A moyen terme, le gouvernement devra réformer les retraites, mettre en place une clause « zéro déficit » d’ici le mois d’octobre, adopter de nombreuses mesures de libéralisation de l’économie, avec un calendrier précis, y compris pour le travail du dimanche, les périodes de soldes, la propriété des pharmacies, le marché du lait, les boulangeries, et l’ouverture de professions réglementées comme le transport en ferry, privatiser le réseau de transport d’électricité (SMAIE), à moins que des mesures équivalentes soient trouvées en terme d’amélioration de la concurrence :
- concernant le marché du travail, la Grèce devra procéder à la « modernisation » de la négociation collective, du droit de grève et de licenciement
- renforcer le secteur financier, améliorer la gouvernance des banques, notamment en éliminant toute possibilité d’ingérence politique
Ce reportage reflète des éléments de la situation en Grèce.,qui ne m’étonne guère
Ce peuple a été trompé par son gouvernement avant son entrée dans l’Europe ,il n’était pas prêt
Maintenant ce sont les Grecs qui payent le prix fort , pour les abus et les faux antérieurs .

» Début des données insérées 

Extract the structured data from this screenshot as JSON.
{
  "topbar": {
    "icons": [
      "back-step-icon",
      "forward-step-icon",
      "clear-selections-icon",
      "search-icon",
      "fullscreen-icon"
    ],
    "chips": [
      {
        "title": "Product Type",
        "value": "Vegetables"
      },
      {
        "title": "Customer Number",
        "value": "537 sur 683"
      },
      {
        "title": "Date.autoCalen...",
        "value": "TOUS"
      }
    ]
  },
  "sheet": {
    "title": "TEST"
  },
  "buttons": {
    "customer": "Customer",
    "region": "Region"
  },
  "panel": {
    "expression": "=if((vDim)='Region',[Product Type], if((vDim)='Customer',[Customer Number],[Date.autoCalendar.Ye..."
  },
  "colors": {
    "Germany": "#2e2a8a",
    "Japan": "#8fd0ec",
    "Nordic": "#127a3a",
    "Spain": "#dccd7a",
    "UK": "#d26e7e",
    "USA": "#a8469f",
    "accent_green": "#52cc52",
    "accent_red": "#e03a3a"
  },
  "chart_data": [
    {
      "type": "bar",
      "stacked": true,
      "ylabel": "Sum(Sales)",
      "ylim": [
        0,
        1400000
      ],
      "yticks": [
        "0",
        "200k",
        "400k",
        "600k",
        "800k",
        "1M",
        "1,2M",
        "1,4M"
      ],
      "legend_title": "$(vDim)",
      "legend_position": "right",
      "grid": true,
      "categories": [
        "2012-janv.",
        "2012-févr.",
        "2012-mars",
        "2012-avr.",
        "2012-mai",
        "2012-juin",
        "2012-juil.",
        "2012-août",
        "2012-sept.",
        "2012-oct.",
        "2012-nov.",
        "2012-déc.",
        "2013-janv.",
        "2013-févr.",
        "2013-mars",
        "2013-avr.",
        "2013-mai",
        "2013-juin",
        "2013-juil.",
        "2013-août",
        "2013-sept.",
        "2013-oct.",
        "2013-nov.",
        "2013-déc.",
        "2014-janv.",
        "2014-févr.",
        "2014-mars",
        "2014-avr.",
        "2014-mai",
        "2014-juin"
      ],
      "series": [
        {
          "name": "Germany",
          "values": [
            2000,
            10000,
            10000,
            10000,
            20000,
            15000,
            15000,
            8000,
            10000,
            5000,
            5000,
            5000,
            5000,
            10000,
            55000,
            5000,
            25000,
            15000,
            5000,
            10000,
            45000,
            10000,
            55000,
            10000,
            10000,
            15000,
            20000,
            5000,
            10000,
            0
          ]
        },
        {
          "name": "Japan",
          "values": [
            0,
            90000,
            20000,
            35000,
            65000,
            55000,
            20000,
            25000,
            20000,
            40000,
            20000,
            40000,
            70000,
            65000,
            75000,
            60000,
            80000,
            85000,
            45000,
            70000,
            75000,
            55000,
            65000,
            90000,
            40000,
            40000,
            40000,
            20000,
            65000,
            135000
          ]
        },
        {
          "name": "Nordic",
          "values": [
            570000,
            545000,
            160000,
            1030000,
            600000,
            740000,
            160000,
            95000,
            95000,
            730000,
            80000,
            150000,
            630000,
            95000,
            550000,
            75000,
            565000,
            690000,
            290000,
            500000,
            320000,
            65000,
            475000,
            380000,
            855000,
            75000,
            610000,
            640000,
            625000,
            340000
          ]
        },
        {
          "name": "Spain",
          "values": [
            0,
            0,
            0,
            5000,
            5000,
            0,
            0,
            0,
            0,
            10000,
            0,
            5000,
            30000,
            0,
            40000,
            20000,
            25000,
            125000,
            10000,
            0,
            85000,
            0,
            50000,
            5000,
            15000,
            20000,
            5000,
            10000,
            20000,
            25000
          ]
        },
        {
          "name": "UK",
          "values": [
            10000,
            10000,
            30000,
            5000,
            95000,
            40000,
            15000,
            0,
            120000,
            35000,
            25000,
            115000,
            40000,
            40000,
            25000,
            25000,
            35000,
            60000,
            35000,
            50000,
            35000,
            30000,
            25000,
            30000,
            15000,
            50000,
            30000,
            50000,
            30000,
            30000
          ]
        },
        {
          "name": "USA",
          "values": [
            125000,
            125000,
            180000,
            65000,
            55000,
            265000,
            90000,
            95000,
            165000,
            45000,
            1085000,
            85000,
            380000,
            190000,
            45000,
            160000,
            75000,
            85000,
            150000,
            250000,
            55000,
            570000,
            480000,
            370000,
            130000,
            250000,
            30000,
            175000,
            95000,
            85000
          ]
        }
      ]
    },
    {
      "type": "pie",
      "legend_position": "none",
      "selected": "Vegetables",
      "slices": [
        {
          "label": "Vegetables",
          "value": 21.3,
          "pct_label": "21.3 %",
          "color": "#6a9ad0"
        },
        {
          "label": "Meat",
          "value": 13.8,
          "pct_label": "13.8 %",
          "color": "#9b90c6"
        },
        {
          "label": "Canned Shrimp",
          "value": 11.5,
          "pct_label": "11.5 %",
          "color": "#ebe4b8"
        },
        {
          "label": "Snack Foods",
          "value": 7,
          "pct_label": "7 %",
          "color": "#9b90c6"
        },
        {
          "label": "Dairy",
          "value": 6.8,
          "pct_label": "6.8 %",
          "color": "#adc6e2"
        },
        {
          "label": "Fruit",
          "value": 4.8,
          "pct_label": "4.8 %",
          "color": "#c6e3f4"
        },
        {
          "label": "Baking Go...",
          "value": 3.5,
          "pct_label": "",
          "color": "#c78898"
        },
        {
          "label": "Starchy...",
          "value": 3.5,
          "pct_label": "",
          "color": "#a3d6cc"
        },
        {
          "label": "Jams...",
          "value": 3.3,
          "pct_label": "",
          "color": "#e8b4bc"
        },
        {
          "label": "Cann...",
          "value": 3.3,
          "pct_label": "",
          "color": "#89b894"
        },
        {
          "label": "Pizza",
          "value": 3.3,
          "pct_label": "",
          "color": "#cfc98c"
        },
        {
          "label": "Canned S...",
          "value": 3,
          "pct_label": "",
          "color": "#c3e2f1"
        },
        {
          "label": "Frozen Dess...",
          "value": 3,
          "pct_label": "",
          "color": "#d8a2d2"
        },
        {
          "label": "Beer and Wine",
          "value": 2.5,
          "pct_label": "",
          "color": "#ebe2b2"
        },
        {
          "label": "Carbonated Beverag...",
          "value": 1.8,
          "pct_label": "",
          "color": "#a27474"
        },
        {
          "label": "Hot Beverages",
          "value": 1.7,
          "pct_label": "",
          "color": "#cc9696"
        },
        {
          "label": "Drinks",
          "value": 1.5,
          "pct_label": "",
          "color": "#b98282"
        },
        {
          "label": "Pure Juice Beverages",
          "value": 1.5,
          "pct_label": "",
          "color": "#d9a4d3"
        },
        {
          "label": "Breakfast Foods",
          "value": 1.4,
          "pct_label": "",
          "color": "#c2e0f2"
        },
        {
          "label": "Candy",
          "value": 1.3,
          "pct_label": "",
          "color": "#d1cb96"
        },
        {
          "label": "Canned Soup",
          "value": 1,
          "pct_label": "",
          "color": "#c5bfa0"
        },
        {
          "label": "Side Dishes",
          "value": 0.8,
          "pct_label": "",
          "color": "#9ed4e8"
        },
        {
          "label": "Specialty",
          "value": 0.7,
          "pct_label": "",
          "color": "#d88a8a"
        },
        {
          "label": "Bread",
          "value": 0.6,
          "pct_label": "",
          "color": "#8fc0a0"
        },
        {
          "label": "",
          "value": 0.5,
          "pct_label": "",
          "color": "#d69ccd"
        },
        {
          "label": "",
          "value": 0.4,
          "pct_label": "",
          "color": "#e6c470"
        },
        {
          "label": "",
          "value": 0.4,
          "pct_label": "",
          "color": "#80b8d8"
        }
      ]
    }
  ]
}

ils payent la note d’une entrée dans une Europe qui n’est pas celle à laquelle ils aspiraient : L’Europe des peuples .Mais c’est l’Europe de la Finance et des Loobbys unis pour le profit des plus riches !!.
Ce n’est pas cette Europe là ,non plus ,que nous attendions nous aussi en France ..
l’Espérance même dans les gouvernements dit socialistes ,. n’est plus au rendez vous.
Ils nous ont fait des promesses et nous trahissent avec une économie sociale libérale,avec des cadeaux au Medef sans contre partie.
Mais nos idéaux de solidarité ,de justice et de fraternité demeurent.
Croyons encore dans un avenir meilleur !!!!!!!